The first step in building a pond is to get yourself a bloody great hole

The key element that's been missing from the garden is water. Or, it was.

Trish has been hankering after a pond for years. We always knew where it should go: the Japanese garden is the lowest point on our land and is where the slope of the hill flattens out for a while. If a natural pond had ever formed, it would have been here.

We also knew that, below about 20cm of rich loam (thanks to this land being used for centuries' as orchard) there is dense clay. We wondered if we might get away with simply puddling the clay and not using a liner.

The tricky bit was always going to be digging the hole. Then we got lucky. We were able to trade our old wood-burning stove for some mini-digger time. After years of waiting, we could finally have our pond.

marking out the shape

The day before the digger was due to arrive, we marked out the shape we wanted. (Well, okay, it was the shape I wanted: Trish kept saying "bigger!".) Having scraped the shape in the grass, we made it clearer by digging a small trench - easy in the friable, drought-ridden soil.
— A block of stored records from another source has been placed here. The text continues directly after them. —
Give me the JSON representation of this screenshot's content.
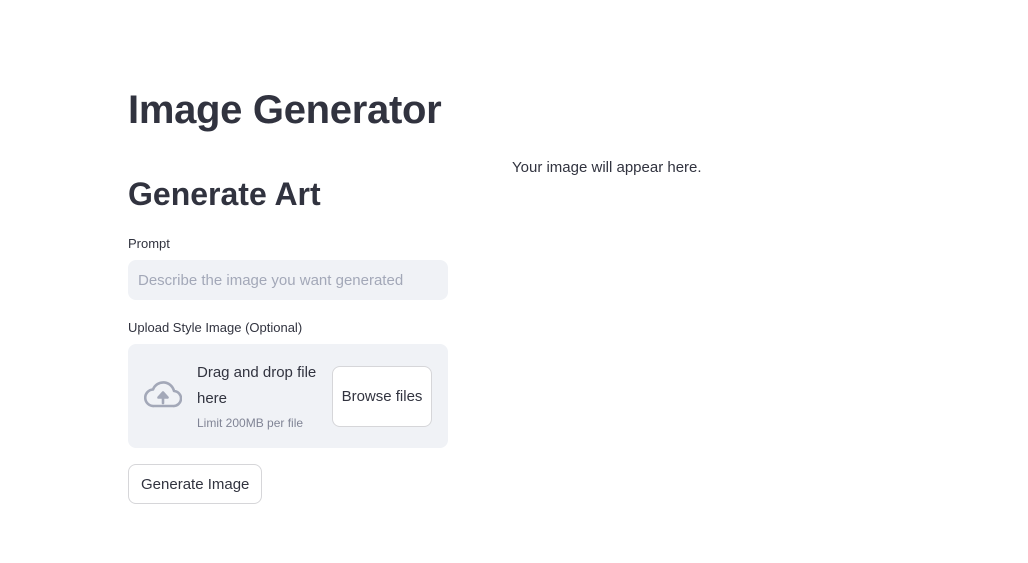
{
  "app": {
    "title": "Image Generator"
  },
  "form": {
    "section_title": "Generate Art",
    "prompt": {
      "label": "Prompt",
      "value": "",
      "placeholder": "Describe the image you want generated"
    },
    "upload": {
      "label": "Upload Style Image (Optional)",
      "drop_text": "Drag and drop file here",
      "limit_text": "Limit 200MB per file",
      "browse_label": "Browse files",
      "icon": "cloud-upload-icon"
    },
    "generate_label": "Generate Image"
  },
  "output": {
    "placeholder": "Your image will appear here."
  },
  "colors": {
    "text": "#31333f",
    "input_bg": "#f0f2f6",
    "muted": "#808495",
    "icon": "#a3a8b8",
    "border": "#d6d6d9"
  }
}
Our friend Gruff arrived with his neighbour Paul the next day. It's always a pleasure watching a craftsman at work and so it was with Paul who wielded the mini-digger the way a cabinetmaker uses a chisel.

Tea break

We dug the main area of the pond to a depth of 45cm, then a deeper central portion to the same again, making it 90cm deep. As the soil came out of the ground, I kept an eye open for any archaeological finds (yes, I'm a Time Team geek). We found many pieces of a crude, orange tile. In fact, we find this all over the garden in spite of it not being used on any of the remaining buildings. There were also parts of a blueish-grey pot.

Paul, it turned out, is also a Time Team fan, metal detectorist and a keen amateur archaeologist. He told us that, as a digger operator, he's made thousands of holes in Northern France and come up with very few finds. When he worked alongside arachaeologists in the UK, every hole seemed to yield interesting pieces. Maybe it has something to do with population density or the highly agrarian nature of this region of Normandy.

In no time we had an impressive hole and a massive spoil heap (or 'anti-pond' as I like to think of it). Once the boys had left, we tidied up the hole, chamfering the edges somewhat, and then thought about what we needed to do next.